A research team from Texas Tech University and Oak Ridge National Laboratory has introduced CARAT (Client-Side Adaptive RPC and Cache Co-Tuning), a machine learning framework designed to optimize parallel file systems in high-performance computing environments. The system addresses longstanding challenges in HPC I/O performance by enabling real-time, client-side tuning of critical parameters without requiring global coordination or pattern-dependent configurations. Unlike previous autotuning approaches that lacked scalability and online operation capabilities, CARAT allows each compute node to independently adapt to dynamic I/O patterns and system conditions, responding to changes in application behavior and network states as they occur.
The framework leverages only locally observable metrics to make intelligent tuning decisions, co-optimizing both RPC (remote procedure call) and caching parameters simultaneously. Researchers prototyped CARAT using the Lustre parallel file system and conducted extensive evaluations across diverse I/O patterns, real-world HPC workloads, and multi-client deployments. Results demonstrated performance improvements of up to 3x compared to default or statically configured systems, validating the approach's effectiveness and generality. The lightweight, scalable nature of CARAT makes it suitable for deployment in existing HPC infrastructures, potentially benefiting various data-intensive applications from scientific simulations to AI training workloads. The research will be presented at the 40th IEEE International Parallel & Distributed Processing Symposium in 2026.

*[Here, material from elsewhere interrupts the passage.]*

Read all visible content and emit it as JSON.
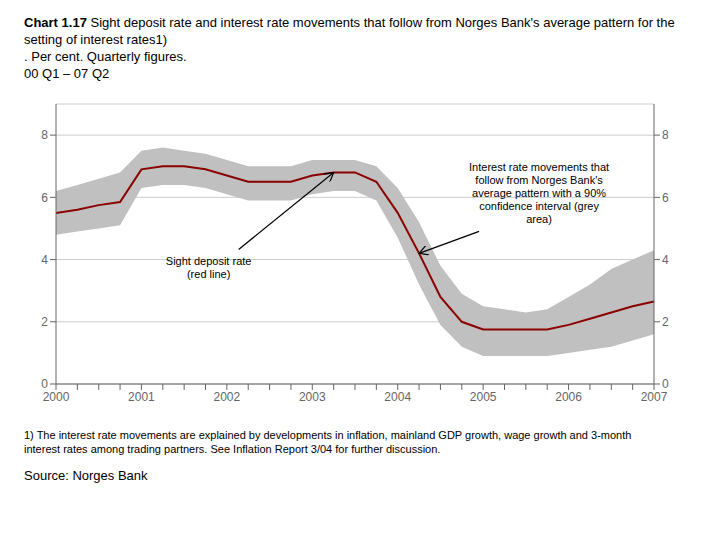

- Achieves up to 3x performance improvement over default configurations in parallel file systems
- Enables independent, client-side tuning using only locally observable metrics without global coordination
- Successfully prototyped with Lustre file system and tested with real-world HPC workloads
Why It Matters
Dramatically accelerates data-intensive HPC and AI workloads by optimizing I/O performance in real-time, reducing computational bottlenecks.